Düzce depremler konusunda deneyimli bir şehir. Biliyorsunuz 17 Ağustos ve 12 Kasım 1999 depremlerinde büyük zarar görmüş, büyük yaralar almış bir şehir. Biz o tarihten bugüne kadar geçen 24 yıl içerisinde depreme karşı çok sayıda çok kıymetli tedbirler aldık. Bu tedbirlerin başında deprem yönetmeliklerini şehrimizde aynen uygulamak vardır. Yine bu tedbirlerimizin içerisinde yüksek katlı yapılaşmalara son verdik. Düzce’de kat sayısını zemin+4 olarak sınırlandırdık. Bazı bölgelerde zemin+2 bazı bölgelerde zemin+3 ama en fazla zemin+4 olarak belirledik. Bakın 23 Kasım 2022 tarihinde Düzce’de deprem oldu. Bu depremde Düzce’de bir tek can kaybı vermedik. Aslında 23 Kasım depremi, depremin ivmesi bakımından çok kuvvetli bir depremdir. Süresi kısa ama ivmesi yüksek olan bir depremdir. Bu depremde konut stokumuzun % 75 oranında yeni olması deprem konusunda ki gösterdiğimiz bu hassasiyet sebebiyle can kaybı vermedik ama belli bir sayıda 790 civarında binamızda hasar oldu.
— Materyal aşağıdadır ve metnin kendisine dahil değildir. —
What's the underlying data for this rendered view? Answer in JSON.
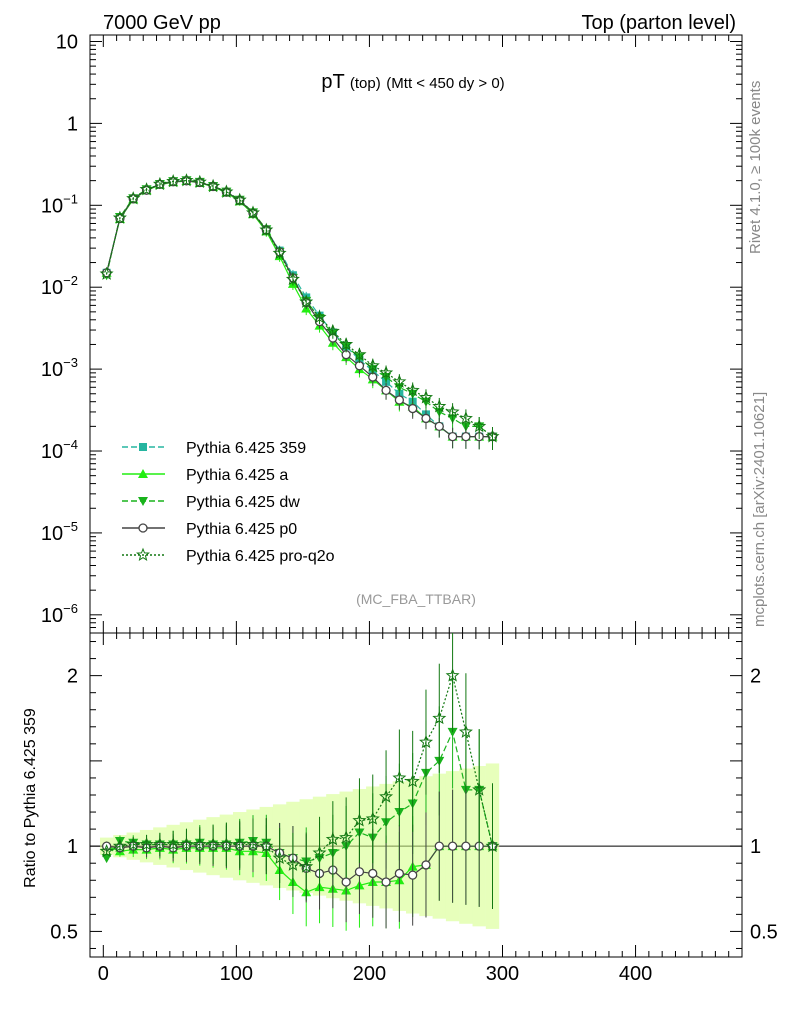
{
  "header": {
    "left": "7000 GeV pp",
    "right": "Top (parton level)"
  },
  "side_labels": {
    "rivet": "Rivet 4.1.0, ≥ 100k events",
    "mcplots": "mcplots.cern.ch [arXiv:2401.10621]"
  },
  "watermark": "(MC_FBA_TTBAR)",
  "chart_data": [
    {
      "type": "line",
      "title": "pT",
      "title_sub": "(top)",
      "title_cond": "(Mtt < 450 dy > 0)",
      "yscale": "log",
      "xlim": [
        -10,
        480
      ],
      "ylim": [
        6e-07,
        12
      ],
      "y_ticks": [
        {
          "v": 10,
          "m": "10"
        },
        {
          "v": 1,
          "m": "1"
        },
        {
          "v": 0.1,
          "m": "10",
          "e": "−1"
        },
        {
          "v": 0.01,
          "m": "10",
          "e": "−2"
        },
        {
          "v": 0.001,
          "m": "10",
          "e": "−3"
        },
        {
          "v": 0.0001,
          "m": "10",
          "e": "−4"
        },
        {
          "v": 1e-05,
          "m": "10",
          "e": "−5"
        },
        {
          "v": 1e-06,
          "m": "10",
          "e": "−6"
        }
      ],
      "legend": [
        {
          "label": "Pythia 6.425 359",
          "color": "#26b5a0",
          "marker": "square",
          "dash": "6,3"
        },
        {
          "label": "Pythia 6.425 a",
          "color": "#22ee11",
          "marker": "triangle-up",
          "dash": ""
        },
        {
          "label": "Pythia 6.425 dw",
          "color": "#19b31c",
          "marker": "triangle-down",
          "dash": "6,3"
        },
        {
          "label": "Pythia 6.425 p0",
          "color": "#444444",
          "marker": "circle",
          "dash": ""
        },
        {
          "label": "Pythia 6.425 pro-q2o",
          "color": "#117711",
          "marker": "star",
          "dash": "2,2"
        }
      ],
      "series": [
        {
          "name": "Pythia 6.425 359",
          "x": [
            2.5,
            12.5,
            22.5,
            32.5,
            42.5,
            52.5,
            62.5,
            72.5,
            82.5,
            92.5,
            102.5,
            112.5,
            122.5,
            132.5,
            142.5,
            152.5,
            162.5,
            172.5,
            182.5,
            192.5,
            202.5,
            212.5,
            222.5,
            232.5,
            242.5,
            252.5,
            262.5,
            272.5,
            282.5,
            292.5
          ],
          "y": [
            0.015,
            0.07,
            0.12,
            0.155,
            0.18,
            0.195,
            0.2,
            0.19,
            0.17,
            0.145,
            0.115,
            0.08,
            0.05,
            0.028,
            0.014,
            0.0075,
            0.0045,
            0.0028,
            0.0019,
            0.0013,
            0.00095,
            0.0007,
            0.0005,
            0.0004,
            0.00028,
            0.0002,
            0.00015,
            0.00015,
            0.00015,
            0.00015
          ]
        },
        {
          "name": "Pythia 6.425 a",
          "x": [
            2.5,
            12.5,
            22.5,
            32.5,
            42.5,
            52.5,
            62.5,
            72.5,
            82.5,
            92.5,
            102.5,
            112.5,
            122.5,
            132.5,
            142.5,
            152.5,
            162.5,
            172.5,
            182.5,
            192.5,
            202.5,
            212.5,
            222.5,
            232.5,
            242.5,
            252.5,
            262.5,
            272.5,
            282.5,
            292.5
          ],
          "y": [
            0.015,
            0.068,
            0.118,
            0.152,
            0.178,
            0.192,
            0.198,
            0.188,
            0.168,
            0.143,
            0.112,
            0.078,
            0.048,
            0.024,
            0.011,
            0.0055,
            0.0034,
            0.0021,
            0.0014,
            0.001,
            0.00075,
            0.00055,
            0.0004,
            0.00035,
            0.00025,
            0.0002,
            0.00015,
            0.00015,
            0.00015,
            0.00015
          ]
        },
        {
          "name": "Pythia 6.425 dw",
          "x": [
            2.5,
            12.5,
            22.5,
            32.5,
            42.5,
            52.5,
            62.5,
            72.5,
            82.5,
            92.5,
            102.5,
            112.5,
            122.5,
            132.5,
            142.5,
            152.5,
            162.5,
            172.5,
            182.5,
            192.5,
            202.5,
            212.5,
            222.5,
            232.5,
            242.5,
            252.5,
            262.5,
            272.5,
            282.5,
            292.5
          ],
          "y": [
            0.014,
            0.072,
            0.122,
            0.157,
            0.182,
            0.197,
            0.202,
            0.193,
            0.172,
            0.147,
            0.117,
            0.082,
            0.051,
            0.027,
            0.013,
            0.0068,
            0.0042,
            0.0027,
            0.0019,
            0.0014,
            0.001,
            0.0008,
            0.0006,
            0.0005,
            0.0004,
            0.0003,
            0.00025,
            0.0002,
            0.0002,
            0.00015
          ]
        },
        {
          "name": "Pythia 6.425 p0",
          "x": [
            2.5,
            12.5,
            22.5,
            32.5,
            42.5,
            52.5,
            62.5,
            72.5,
            82.5,
            92.5,
            102.5,
            112.5,
            122.5,
            132.5,
            142.5,
            152.5,
            162.5,
            172.5,
            182.5,
            192.5,
            202.5,
            212.5,
            222.5,
            232.5,
            242.5,
            252.5,
            262.5,
            272.5,
            282.5,
            292.5
          ],
          "y": [
            0.015,
            0.069,
            0.12,
            0.153,
            0.18,
            0.194,
            0.199,
            0.19,
            0.17,
            0.145,
            0.115,
            0.08,
            0.05,
            0.027,
            0.013,
            0.0065,
            0.0038,
            0.0024,
            0.0015,
            0.0011,
            0.0008,
            0.00055,
            0.00042,
            0.00033,
            0.00025,
            0.0002,
            0.00015,
            0.00015,
            0.00015,
            0.00015
          ]
        },
        {
          "name": "Pythia 6.425 pro-q2o",
          "x": [
            2.5,
            12.5,
            22.5,
            32.5,
            42.5,
            52.5,
            62.5,
            72.5,
            82.5,
            92.5,
            102.5,
            112.5,
            122.5,
            132.5,
            142.5,
            152.5,
            162.5,
            172.5,
            182.5,
            192.5,
            202.5,
            212.5,
            222.5,
            232.5,
            242.5,
            252.5,
            262.5,
            272.5,
            282.5,
            292.5
          ],
          "y": [
            0.0145,
            0.07,
            0.121,
            0.156,
            0.181,
            0.196,
            0.201,
            0.192,
            0.171,
            0.146,
            0.116,
            0.081,
            0.05,
            0.026,
            0.0125,
            0.0066,
            0.0043,
            0.0029,
            0.002,
            0.0015,
            0.0011,
            0.0009,
            0.0007,
            0.00055,
            0.00045,
            0.00035,
            0.0003,
            0.00025,
            0.0002,
            0.00015
          ]
        }
      ]
    },
    {
      "type": "line",
      "ylabel": "Ratio to Pythia 6.425 359",
      "xlim": [
        -10,
        480
      ],
      "ylim": [
        0.35,
        2.25
      ],
      "x_ticks": [
        0,
        100,
        200,
        300,
        400
      ],
      "y_ticks": [
        0.5,
        1,
        2
      ],
      "series": [
        {
          "name": "Pythia 6.425 a",
          "x": [
            2.5,
            12.5,
            22.5,
            32.5,
            42.5,
            52.5,
            62.5,
            72.5,
            82.5,
            92.5,
            102.5,
            112.5,
            122.5,
            132.5,
            142.5,
            152.5,
            162.5,
            172.5,
            182.5,
            192.5,
            202.5,
            212.5,
            222.5,
            232.5,
            242.5,
            252.5,
            262.5,
            272.5,
            282.5,
            292.5
          ],
          "y": [
            1.0,
            0.97,
            0.98,
            0.98,
            0.99,
            0.98,
            0.99,
            0.99,
            0.99,
            0.99,
            0.97,
            0.97,
            0.96,
            0.86,
            0.79,
            0.73,
            0.76,
            0.75,
            0.74,
            0.77,
            0.79,
            0.79,
            0.8,
            0.88,
            0.89,
            1.0,
            1.0,
            1.0,
            1.0,
            1.0
          ]
        },
        {
          "name": "Pythia 6.425 dw",
          "x": [
            2.5,
            12.5,
            22.5,
            32.5,
            42.5,
            52.5,
            62.5,
            72.5,
            82.5,
            92.5,
            102.5,
            112.5,
            122.5,
            132.5,
            142.5,
            152.5,
            162.5,
            172.5,
            182.5,
            192.5,
            202.5,
            212.5,
            222.5,
            232.5,
            242.5,
            252.5,
            262.5,
            272.5,
            282.5,
            292.5
          ],
          "y": [
            0.93,
            1.03,
            1.02,
            1.01,
            1.01,
            1.01,
            1.01,
            1.02,
            1.01,
            1.01,
            1.02,
            1.03,
            1.02,
            0.96,
            0.93,
            0.91,
            0.93,
            0.96,
            1.0,
            1.08,
            1.05,
            1.14,
            1.2,
            1.25,
            1.43,
            1.5,
            1.67,
            1.33,
            1.33,
            1.0
          ]
        },
        {
          "name": "Pythia 6.425 p0",
          "x": [
            2.5,
            12.5,
            22.5,
            32.5,
            42.5,
            52.5,
            62.5,
            72.5,
            82.5,
            92.5,
            102.5,
            112.5,
            122.5,
            132.5,
            142.5,
            152.5,
            162.5,
            172.5,
            182.5,
            192.5,
            202.5,
            212.5,
            222.5,
            232.5,
            242.5,
            252.5,
            262.5,
            272.5,
            282.5,
            292.5
          ],
          "y": [
            1.0,
            0.99,
            1.0,
            0.99,
            1.0,
            0.99,
            1.0,
            1.0,
            1.0,
            1.0,
            1.0,
            1.0,
            1.0,
            0.96,
            0.93,
            0.87,
            0.84,
            0.86,
            0.79,
            0.85,
            0.84,
            0.79,
            0.84,
            0.83,
            0.89,
            1.0,
            1.0,
            1.0,
            1.0,
            1.0
          ]
        },
        {
          "name": "Pythia 6.425 pro-q2o",
          "x": [
            2.5,
            12.5,
            22.5,
            32.5,
            42.5,
            52.5,
            62.5,
            72.5,
            82.5,
            92.5,
            102.5,
            112.5,
            122.5,
            132.5,
            142.5,
            152.5,
            162.5,
            172.5,
            182.5,
            192.5,
            202.5,
            212.5,
            222.5,
            232.5,
            242.5,
            252.5,
            262.5,
            272.5,
            282.5,
            292.5
          ],
          "y": [
            0.97,
            1.0,
            1.01,
            1.01,
            1.01,
            1.01,
            1.01,
            1.01,
            1.01,
            1.01,
            1.01,
            1.01,
            1.0,
            0.93,
            0.89,
            0.88,
            0.96,
            1.04,
            1.05,
            1.15,
            1.16,
            1.29,
            1.4,
            1.38,
            1.61,
            1.75,
            2.0,
            1.67,
            1.33,
            1.0
          ]
        }
      ]
    }
  ]
}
Bütün bu hasarlı binaları da geçen süre içerisinde yıktık.
Onların yerlerine depreme dayanıklı konutlar inşa ediyoruz. Deprem konusu, doğal afetler konusu bence Türkiye’nin artık birinci meselesidir. Özellikle iklim değişikliğinden sonra sadece deprem değil diğer doğal afetler sel, fırtına, heyelan gibi diğer afetlerde Türkiye’nin gündeminde yer alıyor. Aslında benim asıl mesleğim makine mühendisliği ve savunma sanayi uzmanıyım. Türkiye için savunma sanayinin, savunmamızın ve milli güvenliğimizin çok önemli olduğunu düşünürdüm. Ama 6 Şubat depreminden sonra birinci konu depreme karşı dirençli şehirler inşa etmek. Yani büyük ölçekli kentsel dönüşümler gerçekleştirmek. Bu çerçevede İstanbul ve İzmir başta olmak üzere büyük şehirlerimizde büyük ölçekli alan bazlı kentsel dönüşümler gerçekleştirmemiz gerekiyor. Bu konudaki farkındalığın belirlenmesi, ortaya konulması gerekiyor. Ben depreme karşı doğal afetlere karşı dirençli şehirler inşa etmenin artık savunma sanayimizden önemli bir konu olduğunun kanaatindeyim. Bilinçli bireyler konusunda Düzce bu konuda Türkiye’ye örnek bir şehir. 2 büyük deprem ve bir küçük deprem yaşamış bir şehir. O yüzden Düzce’de deprem konusunda ciddi bir bilinçlenme vardır. İnsanlarımız depreme karşı duyarlıdır ve Düzce de çok sayıda gönüllü araba-kurtarma ekipleri vardır. Düzce Belediyesi olarak bu arama kurtarma ekipleriyle birlikte çalışma yönünde planlamalar yaptık. Allah korusun bir doğal afet anın da gönüllü arama kurtarma ekipleriyle Düzce Belediyesi itfaiyesi müştereken çalışacaklar. Bu arada şunu ifade edeyim bölgesinin en güçlü itfaiye teşkilatını oluşturduk. Bugün Türkiye’nin neresinde bir doğal afet neresinde bir yangın, sel, deprem olsa bizim itfaiye teşkilatımız ve onunla beraber çalışan gönüllü arama kurtarma ekipleri hemen görev başında.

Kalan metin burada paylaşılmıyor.